After all life is never neat and tidy.
@HouseRowena on Twitter.
Rowena House Author on Facebook
Website: rowenahouse.com
The Goose Road, nominated for the Carnegie Medal, shortlisted for the Branford Boase Award
3 comments:
This is a great blog. It seems - to me at least, based on what you have said - that you are asking the right questions of yourself and your writing. The blog speaks to mystery and exploration,being acutely aware of the conventions and expectations but also a very real need to transgress them. Like you I've read the (male)guide books, and whilst useful, I think I need to get in touch with the emotional, transcendent, unconcious side of things, and not stress too much about character, conflict and comfortable resolution. Tricky though, puts us in unknown territory, but overall I think it's better to explore and even experiment, than to stick to what we know.
Very interesting, Rowena. I'm going to look into this further.

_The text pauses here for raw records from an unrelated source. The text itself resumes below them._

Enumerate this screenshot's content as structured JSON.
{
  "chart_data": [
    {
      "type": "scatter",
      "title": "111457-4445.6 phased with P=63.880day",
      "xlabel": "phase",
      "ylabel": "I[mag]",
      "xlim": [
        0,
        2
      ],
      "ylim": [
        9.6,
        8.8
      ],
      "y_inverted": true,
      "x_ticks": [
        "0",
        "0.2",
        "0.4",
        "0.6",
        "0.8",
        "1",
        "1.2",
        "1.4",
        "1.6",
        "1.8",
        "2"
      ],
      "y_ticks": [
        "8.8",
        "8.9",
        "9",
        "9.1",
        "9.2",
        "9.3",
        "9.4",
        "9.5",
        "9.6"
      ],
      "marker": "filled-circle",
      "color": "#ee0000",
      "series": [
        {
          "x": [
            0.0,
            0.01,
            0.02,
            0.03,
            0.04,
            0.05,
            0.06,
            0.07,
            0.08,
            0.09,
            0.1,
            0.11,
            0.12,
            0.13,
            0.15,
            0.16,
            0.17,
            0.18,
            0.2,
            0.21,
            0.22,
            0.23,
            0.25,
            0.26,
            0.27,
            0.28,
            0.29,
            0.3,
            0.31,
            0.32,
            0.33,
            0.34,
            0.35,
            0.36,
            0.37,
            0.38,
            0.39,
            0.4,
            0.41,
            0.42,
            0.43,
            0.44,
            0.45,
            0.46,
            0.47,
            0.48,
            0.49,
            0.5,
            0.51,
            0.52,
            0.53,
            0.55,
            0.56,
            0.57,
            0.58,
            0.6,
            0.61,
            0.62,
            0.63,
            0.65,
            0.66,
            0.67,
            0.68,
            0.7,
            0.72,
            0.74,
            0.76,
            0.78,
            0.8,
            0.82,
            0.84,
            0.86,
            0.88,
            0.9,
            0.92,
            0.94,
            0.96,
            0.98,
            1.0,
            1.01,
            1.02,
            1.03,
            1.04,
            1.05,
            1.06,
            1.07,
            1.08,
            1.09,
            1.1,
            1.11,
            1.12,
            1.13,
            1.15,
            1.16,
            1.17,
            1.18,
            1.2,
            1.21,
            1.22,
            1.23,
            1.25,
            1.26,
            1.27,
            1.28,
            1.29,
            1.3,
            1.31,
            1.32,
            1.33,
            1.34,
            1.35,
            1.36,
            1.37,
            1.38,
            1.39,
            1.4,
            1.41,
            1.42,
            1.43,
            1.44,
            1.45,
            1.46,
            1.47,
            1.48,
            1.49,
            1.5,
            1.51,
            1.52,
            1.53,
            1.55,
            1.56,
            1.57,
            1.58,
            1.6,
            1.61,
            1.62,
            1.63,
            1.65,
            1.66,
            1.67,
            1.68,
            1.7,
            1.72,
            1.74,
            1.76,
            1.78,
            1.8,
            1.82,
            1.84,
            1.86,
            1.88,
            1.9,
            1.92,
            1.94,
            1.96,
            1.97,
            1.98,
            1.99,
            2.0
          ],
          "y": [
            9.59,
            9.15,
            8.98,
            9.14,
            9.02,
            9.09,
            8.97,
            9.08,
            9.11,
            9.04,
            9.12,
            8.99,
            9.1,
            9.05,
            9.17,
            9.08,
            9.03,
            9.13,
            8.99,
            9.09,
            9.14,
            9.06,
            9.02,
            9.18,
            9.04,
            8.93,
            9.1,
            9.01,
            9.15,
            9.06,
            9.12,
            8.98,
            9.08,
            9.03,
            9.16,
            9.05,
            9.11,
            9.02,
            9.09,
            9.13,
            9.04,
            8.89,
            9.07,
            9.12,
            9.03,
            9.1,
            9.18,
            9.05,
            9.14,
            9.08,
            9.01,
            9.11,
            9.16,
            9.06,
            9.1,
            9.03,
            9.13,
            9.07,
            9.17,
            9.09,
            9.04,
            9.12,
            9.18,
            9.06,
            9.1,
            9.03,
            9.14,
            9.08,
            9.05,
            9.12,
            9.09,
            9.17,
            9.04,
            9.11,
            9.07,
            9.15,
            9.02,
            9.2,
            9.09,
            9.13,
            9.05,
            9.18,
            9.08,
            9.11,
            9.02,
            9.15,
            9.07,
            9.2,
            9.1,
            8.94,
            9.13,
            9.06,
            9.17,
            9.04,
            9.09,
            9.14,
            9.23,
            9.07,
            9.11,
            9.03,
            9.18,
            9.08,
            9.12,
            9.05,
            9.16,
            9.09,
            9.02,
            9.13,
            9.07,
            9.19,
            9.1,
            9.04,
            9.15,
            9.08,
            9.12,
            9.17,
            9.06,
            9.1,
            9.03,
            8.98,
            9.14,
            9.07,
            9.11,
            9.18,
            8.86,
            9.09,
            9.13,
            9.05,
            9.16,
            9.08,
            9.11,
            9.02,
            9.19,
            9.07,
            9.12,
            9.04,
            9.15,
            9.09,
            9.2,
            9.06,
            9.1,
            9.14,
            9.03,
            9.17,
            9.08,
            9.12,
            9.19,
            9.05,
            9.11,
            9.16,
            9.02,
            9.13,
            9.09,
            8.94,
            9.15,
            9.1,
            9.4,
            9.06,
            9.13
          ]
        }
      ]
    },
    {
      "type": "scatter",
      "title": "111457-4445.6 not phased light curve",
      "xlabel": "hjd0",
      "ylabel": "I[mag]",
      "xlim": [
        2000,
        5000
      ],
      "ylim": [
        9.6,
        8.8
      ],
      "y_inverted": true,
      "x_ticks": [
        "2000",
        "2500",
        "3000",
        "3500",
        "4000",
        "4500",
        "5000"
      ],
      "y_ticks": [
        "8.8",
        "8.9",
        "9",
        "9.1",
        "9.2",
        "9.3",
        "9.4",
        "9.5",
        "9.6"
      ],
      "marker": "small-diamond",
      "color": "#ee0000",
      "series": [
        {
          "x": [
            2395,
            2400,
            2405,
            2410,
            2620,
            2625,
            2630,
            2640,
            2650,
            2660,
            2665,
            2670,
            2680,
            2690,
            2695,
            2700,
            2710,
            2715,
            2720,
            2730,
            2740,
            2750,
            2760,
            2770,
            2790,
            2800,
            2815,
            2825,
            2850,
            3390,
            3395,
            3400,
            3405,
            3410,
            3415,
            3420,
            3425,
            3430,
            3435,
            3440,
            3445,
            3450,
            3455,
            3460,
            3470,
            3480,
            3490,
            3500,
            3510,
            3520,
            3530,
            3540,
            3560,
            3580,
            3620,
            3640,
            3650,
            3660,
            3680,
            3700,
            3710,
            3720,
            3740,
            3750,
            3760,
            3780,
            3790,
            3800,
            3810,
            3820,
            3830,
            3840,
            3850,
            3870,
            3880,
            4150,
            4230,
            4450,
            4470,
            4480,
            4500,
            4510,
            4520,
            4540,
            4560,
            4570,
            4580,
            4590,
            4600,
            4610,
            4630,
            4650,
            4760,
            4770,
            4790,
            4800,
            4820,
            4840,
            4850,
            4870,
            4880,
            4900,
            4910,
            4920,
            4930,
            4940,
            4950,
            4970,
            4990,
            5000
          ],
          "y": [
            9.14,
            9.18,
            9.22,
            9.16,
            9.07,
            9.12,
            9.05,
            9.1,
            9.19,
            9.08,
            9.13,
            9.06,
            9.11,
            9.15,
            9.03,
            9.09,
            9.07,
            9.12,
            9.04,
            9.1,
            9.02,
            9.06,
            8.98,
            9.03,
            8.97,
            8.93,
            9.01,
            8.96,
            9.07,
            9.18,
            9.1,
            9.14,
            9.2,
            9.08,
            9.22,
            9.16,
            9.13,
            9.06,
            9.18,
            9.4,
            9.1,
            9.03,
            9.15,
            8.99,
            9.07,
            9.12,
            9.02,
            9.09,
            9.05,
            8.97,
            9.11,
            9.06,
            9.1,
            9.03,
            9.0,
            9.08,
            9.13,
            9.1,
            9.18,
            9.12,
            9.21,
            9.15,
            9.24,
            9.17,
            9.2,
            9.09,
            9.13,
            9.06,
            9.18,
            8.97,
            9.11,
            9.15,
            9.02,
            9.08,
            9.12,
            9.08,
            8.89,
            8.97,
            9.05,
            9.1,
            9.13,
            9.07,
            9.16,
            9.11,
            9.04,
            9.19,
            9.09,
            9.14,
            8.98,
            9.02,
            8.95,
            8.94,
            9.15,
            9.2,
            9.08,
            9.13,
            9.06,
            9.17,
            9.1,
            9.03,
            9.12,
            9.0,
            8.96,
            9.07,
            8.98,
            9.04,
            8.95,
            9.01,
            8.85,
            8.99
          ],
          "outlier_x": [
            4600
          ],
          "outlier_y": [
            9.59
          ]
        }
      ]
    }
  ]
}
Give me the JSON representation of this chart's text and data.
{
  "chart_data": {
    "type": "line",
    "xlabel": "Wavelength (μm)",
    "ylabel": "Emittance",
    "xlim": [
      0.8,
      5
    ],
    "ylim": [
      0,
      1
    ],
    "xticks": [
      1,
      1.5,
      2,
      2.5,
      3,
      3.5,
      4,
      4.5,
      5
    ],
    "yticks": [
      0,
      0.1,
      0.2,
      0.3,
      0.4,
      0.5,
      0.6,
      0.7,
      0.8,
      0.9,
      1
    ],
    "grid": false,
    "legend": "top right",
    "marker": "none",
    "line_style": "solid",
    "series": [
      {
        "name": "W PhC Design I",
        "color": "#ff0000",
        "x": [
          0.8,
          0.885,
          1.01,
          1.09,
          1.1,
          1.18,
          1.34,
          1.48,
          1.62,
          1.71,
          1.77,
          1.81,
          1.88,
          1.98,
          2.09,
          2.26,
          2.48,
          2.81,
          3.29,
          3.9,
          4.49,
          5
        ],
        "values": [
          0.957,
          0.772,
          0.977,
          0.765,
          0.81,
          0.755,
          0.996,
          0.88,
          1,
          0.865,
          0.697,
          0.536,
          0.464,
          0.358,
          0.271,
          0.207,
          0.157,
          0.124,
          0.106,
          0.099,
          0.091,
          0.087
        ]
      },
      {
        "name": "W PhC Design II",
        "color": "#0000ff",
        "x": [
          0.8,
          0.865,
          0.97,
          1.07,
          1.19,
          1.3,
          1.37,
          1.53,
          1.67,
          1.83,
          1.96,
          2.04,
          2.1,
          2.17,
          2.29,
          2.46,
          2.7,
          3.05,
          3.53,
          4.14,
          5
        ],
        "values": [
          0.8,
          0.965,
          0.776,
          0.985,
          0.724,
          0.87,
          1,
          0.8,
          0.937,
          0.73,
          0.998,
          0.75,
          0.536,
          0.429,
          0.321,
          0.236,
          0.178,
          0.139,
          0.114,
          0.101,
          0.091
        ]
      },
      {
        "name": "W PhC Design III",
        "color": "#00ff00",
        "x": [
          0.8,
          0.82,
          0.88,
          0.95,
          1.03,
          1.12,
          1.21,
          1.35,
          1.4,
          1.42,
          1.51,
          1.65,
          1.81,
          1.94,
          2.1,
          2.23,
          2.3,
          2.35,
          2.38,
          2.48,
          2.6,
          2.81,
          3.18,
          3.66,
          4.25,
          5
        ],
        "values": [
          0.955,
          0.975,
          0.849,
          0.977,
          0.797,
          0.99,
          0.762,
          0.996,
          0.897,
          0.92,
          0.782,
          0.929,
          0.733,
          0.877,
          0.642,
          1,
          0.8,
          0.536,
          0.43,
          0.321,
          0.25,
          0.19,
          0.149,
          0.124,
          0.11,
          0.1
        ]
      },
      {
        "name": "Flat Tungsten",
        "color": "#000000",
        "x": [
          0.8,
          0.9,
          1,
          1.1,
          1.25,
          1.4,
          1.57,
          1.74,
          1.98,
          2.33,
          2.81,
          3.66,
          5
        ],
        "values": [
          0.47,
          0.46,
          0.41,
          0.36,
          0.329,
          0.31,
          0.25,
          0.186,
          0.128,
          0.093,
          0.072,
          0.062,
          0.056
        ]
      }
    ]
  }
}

Thank you, Chris and Susan. Though I wrote the blog light-heartedly, it is a big question for the WIP. You persuaded me to read Booker, Chris, and I'm so glad you did. Its depth and detail bring into focus many of the questions I'm asking myself at the moment. I agree the emotional, transcendent and unconscious are essential components of stories and characters, shaping identity, psyche & our/their subjective experience of events. I'm researching the WIP from two angles: objective history and subjective experience, neither of which is transparent; both invite challenge. It's liberating to reject orthodoxy but better, I suspect, to pick & choose particular established forms and tropes, since 'new for new sake' is likely to distance a reader unnecessarily. I think familiarity can effectively locate adn frame the narrative making it seem more authentic and believable. Presumably, like most things, it's a matter of balance. Don't alienate your audience, but equally don't blindly accept bias.